I added those rows to /home/web/.bash_profile. The web is the user of Rails app.
SECRET_KEY_BASE=xxxxxxxxxxxxxxxxxxxxx
export SECRET_KEY_BASE
I added this row into /etc/sudoers.
Defaults env_keep += "SECRET_KEY_BASE"
This command returns expected result.
sudo ruby -e 'puts ENV["SECRET_KEY_BASE"]'
If I run Unicorn without God, it can find SECRET_KEY_BASE from environment, and performs normally.
bundle exec unicorn_rails -c config/unicorn.rb -E production -D
Running Unicorn using sudo without God performs normally, too.

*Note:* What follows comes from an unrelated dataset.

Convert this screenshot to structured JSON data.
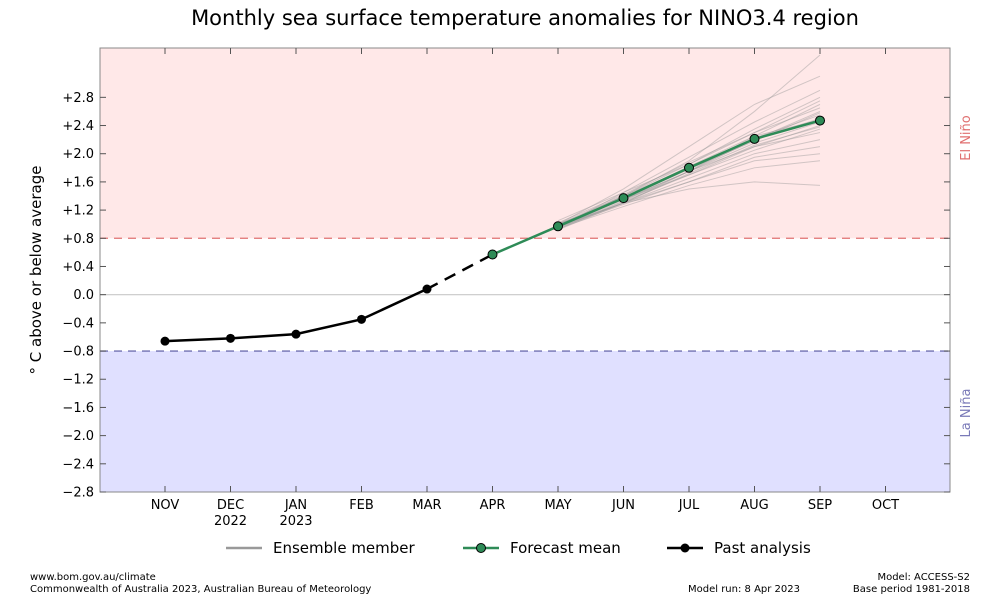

sudo bundle exec unicorn_rails -c config/unicorn.rb -E production -D
But when I run Unicorn with God using sudo, it failed to find SECRET_KEY_BASE and becomes error.
sudo god start my_app
The start command in the my_app.god is this.
God.watch do |w|
w.start = "cd #{rails_root} && bundle exec unicorn_rails -c config/unicorn.rb -E #{rails_env} -D"
w.uid = 'web'
w.gid = 'web'
...
end
It seems that the problem exists around God rather than .bash_profile and Unicorn. Besides what should I try?
I added this line into the my_app.god
ENV["SECRET_KEY_BASE"] = 'xxxxxxxxxxxxxxxxxxxxxxxx'
I know that this isn't a cool solution, but it works. And SECRET_KEY_BASE isn't included in a Git repository as source code.